FedAlign: Federated Learning with State Alignment for System Identification

This paper introduces FedAlign, a novel Federated Learning (FL) framework with state alignment tailored for System Identification (SYSID) tasks. We show that when local workers learn equivalent representations of State-Space Models (SSMs) but differing parameter basins, direct aggregation via FedAvg leads to a global SSM with distorted system dynamics. To overcome this issue, we introduce FedAlign, which preserves the dynamics of local SSMs by leveraging similarity transformation matrices to align their state representations.
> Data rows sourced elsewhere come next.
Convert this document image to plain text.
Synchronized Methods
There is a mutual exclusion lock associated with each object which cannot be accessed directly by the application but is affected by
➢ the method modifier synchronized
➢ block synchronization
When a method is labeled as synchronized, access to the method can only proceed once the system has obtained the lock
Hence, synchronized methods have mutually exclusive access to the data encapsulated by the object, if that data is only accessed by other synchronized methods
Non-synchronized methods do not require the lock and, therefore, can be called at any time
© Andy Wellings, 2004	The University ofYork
In FedAlign, we define two distinct methods to obtain similarity transformation matrices: (1) data-free analytical method which defines the common parameter basin of the global SSM in controllable canonical form and uses linear control theory to compute the transformation matrices that convert local SSMs into this canonical form; and (2) data-driven optimization-based method which defines the common parameter basin as the parameter basin of one local worker and estimates the similarity transformation matrices by solving an optimization problem to align the local SSMs of the remaining workers with the common parameter basin. We present comparative SYSID results that demonstrate that FedAlign achieves higher performance compared to FedAvg with faster convergence and enhanced stability of the global SSM, demonstrating the efficacy of aligning local SSMs in FL-SYSID.